Nested splits are available through the preprocessing service and can be accessed using the split tool. Here’s how to implement nested splits in your data transformation workflow:

Basic Split Operation

A basic split operation transforms a single source field into multiple destination fields:
// Example of a basic split operation
const splitResult = await generateSplit(
  sourceField,      // The field to split
  data,             // Sample data from the field
  fieldNames,       // Destination field names
  prompt            // Optional user instructions
);

Nested Split Operation

With nested splits, you can now reference the results of previous splits in subsequent transformations:
// First split operation
const firstSplitResult = await generateSplit(
  sourceField,
  data,
  initialFieldNames,
  prompt
);

// Second split operation that references results from the first
const secondSplitResult = await generateSplit(
  firstSplitResult.data.rule.destinationFields[0], // Reference a field created by the first split
  transformedData,
  secondaryFieldNames,
  additionalPrompt
);

Example Use Cases

Address Parsing

Split a full address into components, then further split the street address:
  1. First split: “123 Main St, Apt 4, New York, NY 10001” → [“123 Main St, Apt 4”, “New York”, “NY”, “10001”]
  2. Nested split: “123 Main St, Apt 4” → [“123”, “Main St”, “Apt 4”]

Name Parsing

Split a full name, then further process components:
  1. First split: “Dr.

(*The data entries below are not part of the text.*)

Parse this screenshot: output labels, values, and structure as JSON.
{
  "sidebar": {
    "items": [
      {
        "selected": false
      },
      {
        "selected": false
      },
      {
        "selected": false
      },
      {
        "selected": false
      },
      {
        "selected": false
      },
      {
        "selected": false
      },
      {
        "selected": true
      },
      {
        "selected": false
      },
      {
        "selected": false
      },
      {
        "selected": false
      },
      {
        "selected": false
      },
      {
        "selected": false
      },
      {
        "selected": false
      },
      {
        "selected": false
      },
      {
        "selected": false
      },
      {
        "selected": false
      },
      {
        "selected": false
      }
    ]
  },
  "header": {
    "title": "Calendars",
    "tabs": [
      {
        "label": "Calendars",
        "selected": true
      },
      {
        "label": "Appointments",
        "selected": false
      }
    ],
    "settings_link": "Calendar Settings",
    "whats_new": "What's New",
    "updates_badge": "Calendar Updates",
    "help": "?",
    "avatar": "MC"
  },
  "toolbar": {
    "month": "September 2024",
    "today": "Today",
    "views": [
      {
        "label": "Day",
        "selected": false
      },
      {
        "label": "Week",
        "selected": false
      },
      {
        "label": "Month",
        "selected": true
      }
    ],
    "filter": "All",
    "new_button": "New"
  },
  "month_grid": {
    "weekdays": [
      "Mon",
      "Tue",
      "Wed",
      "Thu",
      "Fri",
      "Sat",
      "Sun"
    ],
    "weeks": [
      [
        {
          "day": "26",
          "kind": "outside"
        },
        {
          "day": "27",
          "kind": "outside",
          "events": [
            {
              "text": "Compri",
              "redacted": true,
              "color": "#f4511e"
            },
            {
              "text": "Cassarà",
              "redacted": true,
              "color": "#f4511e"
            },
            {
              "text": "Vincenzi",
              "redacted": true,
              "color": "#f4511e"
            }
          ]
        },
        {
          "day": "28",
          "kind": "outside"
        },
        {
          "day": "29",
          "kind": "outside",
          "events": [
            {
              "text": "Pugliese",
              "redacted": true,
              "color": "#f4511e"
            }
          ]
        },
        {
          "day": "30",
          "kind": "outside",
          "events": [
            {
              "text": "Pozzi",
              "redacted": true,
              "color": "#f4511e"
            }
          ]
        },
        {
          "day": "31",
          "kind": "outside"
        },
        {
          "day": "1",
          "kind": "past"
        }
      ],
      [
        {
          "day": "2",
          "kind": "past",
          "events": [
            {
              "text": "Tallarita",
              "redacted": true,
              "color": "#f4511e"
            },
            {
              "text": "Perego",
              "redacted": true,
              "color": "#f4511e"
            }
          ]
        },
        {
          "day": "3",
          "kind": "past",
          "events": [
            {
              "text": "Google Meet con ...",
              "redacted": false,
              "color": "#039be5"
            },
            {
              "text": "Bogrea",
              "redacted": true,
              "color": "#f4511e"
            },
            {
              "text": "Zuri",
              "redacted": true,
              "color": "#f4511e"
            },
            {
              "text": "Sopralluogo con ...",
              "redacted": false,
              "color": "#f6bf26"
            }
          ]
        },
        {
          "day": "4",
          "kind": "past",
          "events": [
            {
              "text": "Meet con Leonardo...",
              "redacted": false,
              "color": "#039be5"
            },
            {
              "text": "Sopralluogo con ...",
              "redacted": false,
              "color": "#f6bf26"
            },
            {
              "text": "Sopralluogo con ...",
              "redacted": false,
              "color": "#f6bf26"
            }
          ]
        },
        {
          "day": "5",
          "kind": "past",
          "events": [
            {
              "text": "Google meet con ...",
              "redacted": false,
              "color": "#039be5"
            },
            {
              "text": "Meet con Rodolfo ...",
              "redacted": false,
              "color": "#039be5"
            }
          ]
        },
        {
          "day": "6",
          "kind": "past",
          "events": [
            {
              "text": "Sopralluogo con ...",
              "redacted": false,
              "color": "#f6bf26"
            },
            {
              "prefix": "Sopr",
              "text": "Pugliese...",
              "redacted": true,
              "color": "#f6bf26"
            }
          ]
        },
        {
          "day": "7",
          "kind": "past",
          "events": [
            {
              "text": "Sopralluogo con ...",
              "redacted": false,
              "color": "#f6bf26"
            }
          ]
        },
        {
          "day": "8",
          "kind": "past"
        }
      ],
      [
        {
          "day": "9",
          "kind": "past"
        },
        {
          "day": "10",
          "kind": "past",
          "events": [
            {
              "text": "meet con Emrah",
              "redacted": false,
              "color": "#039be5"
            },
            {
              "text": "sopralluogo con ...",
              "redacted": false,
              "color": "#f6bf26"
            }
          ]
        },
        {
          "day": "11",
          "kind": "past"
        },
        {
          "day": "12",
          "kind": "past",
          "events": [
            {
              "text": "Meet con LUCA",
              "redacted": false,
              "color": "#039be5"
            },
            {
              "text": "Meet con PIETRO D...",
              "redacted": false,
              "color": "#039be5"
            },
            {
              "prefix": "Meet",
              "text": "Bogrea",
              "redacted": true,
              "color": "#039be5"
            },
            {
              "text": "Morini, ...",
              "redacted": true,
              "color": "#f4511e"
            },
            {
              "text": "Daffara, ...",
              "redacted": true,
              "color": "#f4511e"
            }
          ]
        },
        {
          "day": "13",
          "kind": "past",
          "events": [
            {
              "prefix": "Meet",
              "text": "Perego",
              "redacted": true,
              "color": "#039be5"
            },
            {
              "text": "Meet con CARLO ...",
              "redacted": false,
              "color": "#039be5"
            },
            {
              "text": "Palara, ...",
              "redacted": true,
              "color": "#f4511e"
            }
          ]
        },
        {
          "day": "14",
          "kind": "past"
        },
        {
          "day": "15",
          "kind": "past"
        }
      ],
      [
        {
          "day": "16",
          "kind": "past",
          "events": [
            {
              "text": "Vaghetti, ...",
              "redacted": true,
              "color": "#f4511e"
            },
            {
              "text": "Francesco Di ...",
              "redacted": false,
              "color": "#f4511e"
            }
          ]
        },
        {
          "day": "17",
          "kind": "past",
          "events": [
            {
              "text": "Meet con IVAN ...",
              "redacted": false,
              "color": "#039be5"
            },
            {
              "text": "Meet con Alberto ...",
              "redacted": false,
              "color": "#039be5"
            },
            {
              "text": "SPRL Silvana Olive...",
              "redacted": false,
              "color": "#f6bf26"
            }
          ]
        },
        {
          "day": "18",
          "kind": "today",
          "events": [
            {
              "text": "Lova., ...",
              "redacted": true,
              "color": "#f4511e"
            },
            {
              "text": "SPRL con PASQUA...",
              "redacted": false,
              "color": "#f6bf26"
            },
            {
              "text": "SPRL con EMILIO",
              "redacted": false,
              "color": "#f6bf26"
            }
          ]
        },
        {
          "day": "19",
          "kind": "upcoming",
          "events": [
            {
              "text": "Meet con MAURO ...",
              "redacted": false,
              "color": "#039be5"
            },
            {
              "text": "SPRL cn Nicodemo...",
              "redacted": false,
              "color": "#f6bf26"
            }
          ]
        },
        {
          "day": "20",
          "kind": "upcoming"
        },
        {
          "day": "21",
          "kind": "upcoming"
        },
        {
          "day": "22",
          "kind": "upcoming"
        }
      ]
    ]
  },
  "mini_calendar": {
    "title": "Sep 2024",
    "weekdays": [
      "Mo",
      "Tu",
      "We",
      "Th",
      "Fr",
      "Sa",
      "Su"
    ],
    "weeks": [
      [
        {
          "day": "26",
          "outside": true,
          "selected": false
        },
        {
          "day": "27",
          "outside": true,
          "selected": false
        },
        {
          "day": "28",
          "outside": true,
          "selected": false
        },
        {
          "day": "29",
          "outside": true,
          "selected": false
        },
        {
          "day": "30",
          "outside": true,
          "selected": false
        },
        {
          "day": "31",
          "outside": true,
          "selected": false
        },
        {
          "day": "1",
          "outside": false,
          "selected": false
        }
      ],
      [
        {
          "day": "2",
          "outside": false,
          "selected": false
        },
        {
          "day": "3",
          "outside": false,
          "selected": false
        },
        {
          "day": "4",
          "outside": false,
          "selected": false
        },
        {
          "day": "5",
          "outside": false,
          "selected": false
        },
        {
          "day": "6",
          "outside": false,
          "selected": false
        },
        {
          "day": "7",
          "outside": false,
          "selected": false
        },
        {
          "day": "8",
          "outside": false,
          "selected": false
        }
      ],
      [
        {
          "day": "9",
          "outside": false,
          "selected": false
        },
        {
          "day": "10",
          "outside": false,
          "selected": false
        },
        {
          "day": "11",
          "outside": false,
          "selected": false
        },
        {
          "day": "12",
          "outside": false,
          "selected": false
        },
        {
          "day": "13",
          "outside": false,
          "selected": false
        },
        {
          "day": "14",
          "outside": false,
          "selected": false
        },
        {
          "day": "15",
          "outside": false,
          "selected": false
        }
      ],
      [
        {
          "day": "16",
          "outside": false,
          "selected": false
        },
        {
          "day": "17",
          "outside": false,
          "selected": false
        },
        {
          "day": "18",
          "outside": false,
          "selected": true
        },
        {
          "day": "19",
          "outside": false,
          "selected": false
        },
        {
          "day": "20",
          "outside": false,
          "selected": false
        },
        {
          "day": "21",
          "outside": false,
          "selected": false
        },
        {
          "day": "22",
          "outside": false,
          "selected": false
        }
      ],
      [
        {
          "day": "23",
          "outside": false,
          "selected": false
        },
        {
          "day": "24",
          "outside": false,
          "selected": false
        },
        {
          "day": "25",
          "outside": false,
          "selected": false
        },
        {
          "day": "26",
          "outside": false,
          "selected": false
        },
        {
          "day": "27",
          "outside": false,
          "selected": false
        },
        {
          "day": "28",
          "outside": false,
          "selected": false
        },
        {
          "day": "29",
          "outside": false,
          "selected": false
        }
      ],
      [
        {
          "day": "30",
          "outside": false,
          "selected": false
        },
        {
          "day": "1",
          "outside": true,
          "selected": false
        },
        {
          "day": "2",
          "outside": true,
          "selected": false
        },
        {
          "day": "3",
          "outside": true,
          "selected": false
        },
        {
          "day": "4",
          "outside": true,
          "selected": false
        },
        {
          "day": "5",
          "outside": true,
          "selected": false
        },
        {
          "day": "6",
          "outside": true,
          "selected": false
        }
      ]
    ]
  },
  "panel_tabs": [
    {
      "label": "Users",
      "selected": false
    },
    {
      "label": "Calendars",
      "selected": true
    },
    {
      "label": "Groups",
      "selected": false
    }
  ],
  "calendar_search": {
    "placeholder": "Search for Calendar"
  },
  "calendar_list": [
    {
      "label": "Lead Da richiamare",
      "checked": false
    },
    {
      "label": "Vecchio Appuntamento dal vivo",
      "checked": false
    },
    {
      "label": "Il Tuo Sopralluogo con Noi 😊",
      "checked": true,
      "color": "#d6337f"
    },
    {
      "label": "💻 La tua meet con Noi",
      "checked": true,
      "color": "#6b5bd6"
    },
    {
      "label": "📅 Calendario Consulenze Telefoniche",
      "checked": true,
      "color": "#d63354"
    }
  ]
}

John A. Smith Jr.” → [“Dr.”, “John A.”, “Smith”, “Jr.”]
  2. Nested split: “John A.” → [“John”, “A.”]

Date and Time Processing

Split a datetime stamp, then further process the date:
  1. First split: “2025-05-01 14:30:45” → [“2025-05-01”, “14:30:45”]
  2. Nested split: “2025-05-01” → [“2025”, “05”, “01”]

Implementation Details

The nested splits functionality is implemented in the preprocessing service and leverages several key components:
  1. Mapping Rules: Rules are now tracked server-side and can be referenced in subsequent operations
  2. Virtual Machine: Processes the mapping rules and applies them to the data
  3. Run Class: Manages the application of mapping rules to the data
  4. Split Tool: Provides the interface for creating split operations

Best Practices

When working with nested splits:
  1. Plan Your Transformation Chain: Map out the sequence of splits before implementation
  2. Use Descriptive Field Names: Clear naming helps track the transformation flow
  3. Validate Intermediate Results: Check the output of each split before proceeding
  4. Consider Performance: Complex nested operations may impact processing time
  5. Test with Sample Data: Verify transformations with representative data samples

Limitations

  • Deeply nested splits (more than 3-4 levels) may become difficult to manage
  • Performance may be affected with very large datasets and complex transformations
  • All splits in a chain must be defined within the same agent session

Conclusion

Nested splits significantly enhance Flatfile’s data transformation capabilities, allowing for more sophisticated data processing workflows. By tracking mapping rules server-side and enabling reference to previewed data, you can create powerful, multi-stage data transformations that were previously difficult to implement.
I